32.4 Skeletal Differentiation
At day 32, a hand plate is formed. All bones of the upper limb, except the distal part of the phalanges, form as mesenchymal condensations along the long axis of the limb during week 5. They undergo endochondral ossification in response to growth factors including FGFs, transforming growth factor beta (TGF-β), bone morphogenic proteins (BMP), Indian hedgehog (IHH), retinoids, and parathyroid hormone–related peptide (PTHrP). Chondrification occurs in a proximal to distal direction, and initially results in deposition of cartilage around the entire axis mesenchymal condensation, termed the perichondrium. A cartilaginous model of each bone is created, termed an anlage. Further chondrification is limited to the anlage of each endochondral bone. The mesenchyme in the interzones, which constitutes the sites of future joints, differentiates into fibrous connective tissue. Chondrification of each anlage is followed by ossification. This commences at the primary ossification center. Mesenchymal cells in the perichondrium differentiate into osteoblasts in response to TGF-β and secrete a mineralized bone matrix termed a primary bone collar around the circumference of the bone. This collar thickens as osteoblasts continue to differentiate in progressively more peripheral layers of the perichondrium. Osteoclastic activity facilitates bone remodeling. In the seventh week, the upper limb rotates so that the hands lie anteriorly and the elbows posteriorly.

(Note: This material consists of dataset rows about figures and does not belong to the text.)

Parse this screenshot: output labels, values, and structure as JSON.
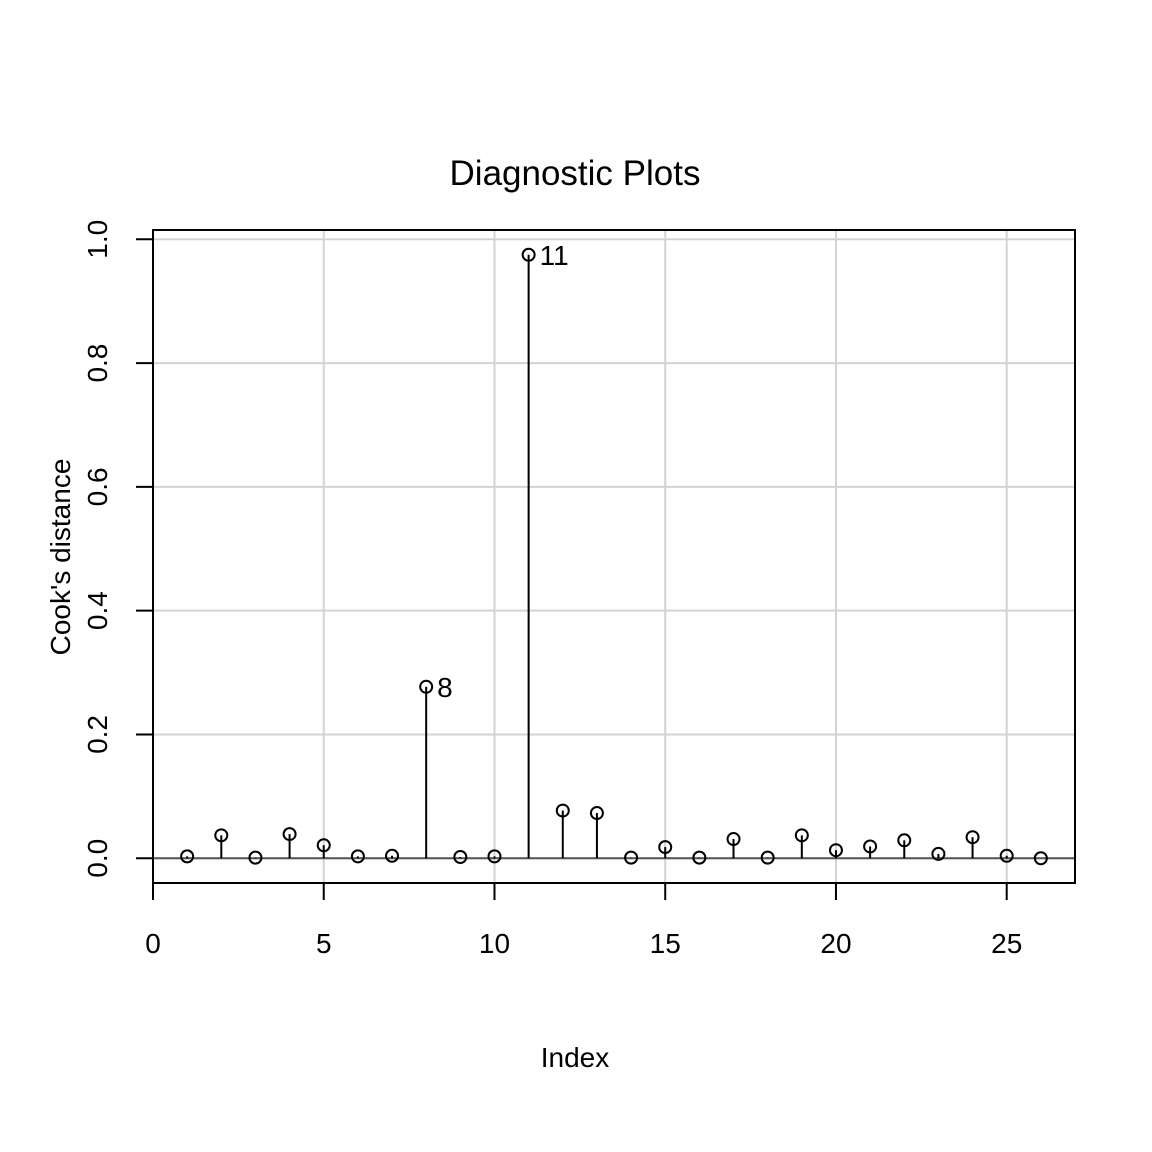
{
  "chart_data": {
    "type": "scatter",
    "plot_style": "stem",
    "title": "Diagnostic Plots",
    "xlabel": "Index",
    "ylabel": "Cook's distance",
    "xlim": [
      0,
      27
    ],
    "ylim": [
      -0.04,
      1.015
    ],
    "xticks": [
      0,
      5,
      10,
      15,
      20,
      25
    ],
    "yticks": [
      0.0,
      0.2,
      0.4,
      0.6,
      0.8,
      1.0
    ],
    "ytick_labels": [
      "0.0",
      "0.2",
      "0.4",
      "0.6",
      "0.8",
      "1.0"
    ],
    "grid": true,
    "baseline": 0,
    "x": [
      1,
      2,
      3,
      4,
      5,
      6,
      7,
      8,
      9,
      10,
      11,
      12,
      13,
      14,
      15,
      16,
      17,
      18,
      19,
      20,
      21,
      22,
      23,
      24,
      25,
      26
    ],
    "values": [
      0.003,
      0.037,
      0.001,
      0.039,
      0.021,
      0.003,
      0.004,
      0.277,
      0.002,
      0.003,
      0.975,
      0.077,
      0.073,
      0.001,
      0.018,
      0.001,
      0.031,
      0.001,
      0.037,
      0.013,
      0.019,
      0.029,
      0.007,
      0.034,
      0.004,
      0.0
    ],
    "annotations": [
      {
        "x": 8,
        "y": 0.277,
        "text": "8"
      },
      {
        "x": 11,
        "y": 0.975,
        "text": "11"
      }
    ]
  }
}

Formation of the distal portion of the distal phalanges is different, by intramembranous ossification. This means they form directly from condensations of mesenchymal cells without the formation of cartilage intermediary.
Joints develop through repression of chondrogenesis at specific sites of future joints. At these zones, the wingless proteins WTN4 and WTN14 are expressed. The growth factor cartilage-derived morphogenetic protein 1 (CDMP1) is also expressed at these zones to repress chondrogenesis.
By birth, the limb diaphyses are completely ossified, but the epiphyses remain cartilaginous. Secondary ossification centers develop in these epiphyses and ossify. The persisting physis that lies between the epiphysis and metaphysis allows diaphyseal lengthening (growth).